The process of enabling pie menus is easy:
1. Open User Preferences (File ⇒ User Preferences or Ctrl+Alt+U) and go to the Add-ons section.
2. On the category list on the left side of the window, choose the User Interface category (you may need to scroll down to see it).
The Pie Menus Official add-on should appear on the list to the right (as of this writing, this add-on is the only one in the User Interface category, so you may need to scroll back up to see it).
3. Enable the Pie Menus Official add-on by left-clicking its checkbox on the far right.
4. Pie menus are now enabled. Left-click the Save User Settings button at the bottom left of the User Preferences window.
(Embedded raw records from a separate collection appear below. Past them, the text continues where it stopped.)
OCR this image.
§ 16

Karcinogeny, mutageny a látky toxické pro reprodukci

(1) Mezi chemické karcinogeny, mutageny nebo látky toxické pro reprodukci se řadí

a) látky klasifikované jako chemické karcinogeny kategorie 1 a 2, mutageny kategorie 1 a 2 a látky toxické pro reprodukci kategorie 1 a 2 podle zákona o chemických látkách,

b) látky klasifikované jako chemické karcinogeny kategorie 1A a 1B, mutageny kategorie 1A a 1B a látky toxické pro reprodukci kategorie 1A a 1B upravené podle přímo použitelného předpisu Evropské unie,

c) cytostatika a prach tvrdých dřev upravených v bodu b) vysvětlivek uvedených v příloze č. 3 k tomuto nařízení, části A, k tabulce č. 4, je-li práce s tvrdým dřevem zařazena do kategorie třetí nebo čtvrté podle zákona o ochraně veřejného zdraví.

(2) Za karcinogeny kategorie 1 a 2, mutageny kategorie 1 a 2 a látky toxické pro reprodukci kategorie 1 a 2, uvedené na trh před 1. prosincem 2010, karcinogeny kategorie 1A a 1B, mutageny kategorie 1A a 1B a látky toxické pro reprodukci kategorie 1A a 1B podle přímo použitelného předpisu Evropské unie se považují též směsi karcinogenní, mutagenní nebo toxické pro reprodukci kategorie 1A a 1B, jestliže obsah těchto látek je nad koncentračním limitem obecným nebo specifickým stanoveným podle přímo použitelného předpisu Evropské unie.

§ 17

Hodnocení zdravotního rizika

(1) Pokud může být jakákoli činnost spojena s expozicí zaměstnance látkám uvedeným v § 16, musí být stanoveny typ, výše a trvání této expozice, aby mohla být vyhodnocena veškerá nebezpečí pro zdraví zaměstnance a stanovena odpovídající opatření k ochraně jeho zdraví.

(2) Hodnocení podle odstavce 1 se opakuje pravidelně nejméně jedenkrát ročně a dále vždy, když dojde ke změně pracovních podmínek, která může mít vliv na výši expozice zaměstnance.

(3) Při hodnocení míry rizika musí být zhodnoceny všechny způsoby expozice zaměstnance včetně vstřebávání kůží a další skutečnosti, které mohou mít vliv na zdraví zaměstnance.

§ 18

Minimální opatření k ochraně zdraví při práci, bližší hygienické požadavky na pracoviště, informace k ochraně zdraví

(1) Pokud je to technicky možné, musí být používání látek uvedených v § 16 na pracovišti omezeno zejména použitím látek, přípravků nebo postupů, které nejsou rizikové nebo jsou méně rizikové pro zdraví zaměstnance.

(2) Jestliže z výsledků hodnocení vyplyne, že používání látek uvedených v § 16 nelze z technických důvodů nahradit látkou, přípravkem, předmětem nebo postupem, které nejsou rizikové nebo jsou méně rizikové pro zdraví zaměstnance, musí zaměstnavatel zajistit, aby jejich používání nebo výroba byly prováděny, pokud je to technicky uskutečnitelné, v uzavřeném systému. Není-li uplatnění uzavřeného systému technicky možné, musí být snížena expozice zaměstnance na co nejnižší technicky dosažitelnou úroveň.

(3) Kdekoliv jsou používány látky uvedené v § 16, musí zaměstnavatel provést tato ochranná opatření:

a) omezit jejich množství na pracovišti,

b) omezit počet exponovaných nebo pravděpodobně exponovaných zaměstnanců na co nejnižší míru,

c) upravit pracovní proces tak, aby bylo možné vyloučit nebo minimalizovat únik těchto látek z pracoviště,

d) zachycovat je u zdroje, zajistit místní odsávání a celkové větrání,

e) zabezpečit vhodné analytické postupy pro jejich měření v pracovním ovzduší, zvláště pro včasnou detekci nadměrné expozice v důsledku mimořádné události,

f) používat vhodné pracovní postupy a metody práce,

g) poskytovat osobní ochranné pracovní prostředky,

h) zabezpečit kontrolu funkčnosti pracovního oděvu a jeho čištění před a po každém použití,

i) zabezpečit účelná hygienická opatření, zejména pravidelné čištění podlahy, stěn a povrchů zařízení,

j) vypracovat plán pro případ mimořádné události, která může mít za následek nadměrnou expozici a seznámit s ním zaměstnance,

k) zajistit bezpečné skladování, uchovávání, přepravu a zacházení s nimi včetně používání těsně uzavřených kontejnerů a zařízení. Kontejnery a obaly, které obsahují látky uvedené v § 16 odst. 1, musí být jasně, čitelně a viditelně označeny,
That's it! Pie menus will be automatically enabled each time you start Blender. (Read more about Blender add-ons in Chapter 2.)
To try out pie menus, first close the User Preferences window. With your mouse cursor in the 3D View, press Q to show the View pie menu. You should see a menu like the one in Figure 1-8.
Figure 1-8: Your first pie [menu]!
With the menu still visible, move your mouse cursor around the screen. Notice that the highlighted area of the circular slice indicator at the center of the menu points to your mouse cursor. Also notice that as you move your mouse cursor, individual menu items highlight when you enter their slice of the menu. This highlighting is how you know which menu item is currently ready to be picked. Press Esc to close the menu without selecting anything.
There are two ways to choose menu items in a pie menu:
✔ Press, release, click: This can be considered the standard method:
1. Press and release the hotkey that activates the menu.
In this example, press and release Q.
2. Move your mouse cursor to your desired menu item's slice.
3. Choose that menu item by clicking anywhere within its slice.
The current active slice is indicated by the circular slice indicator at the center of the menu, as well as the highlighting of each menu item as your mouse cursor enters its slice.
✔ Press, hold, release: I think of this method as the fast way.
1. Press and hold the hotkey that activates the menu.
In this example, press and hold Q.
2. Move your mouse cursor to your desired menu item's slice.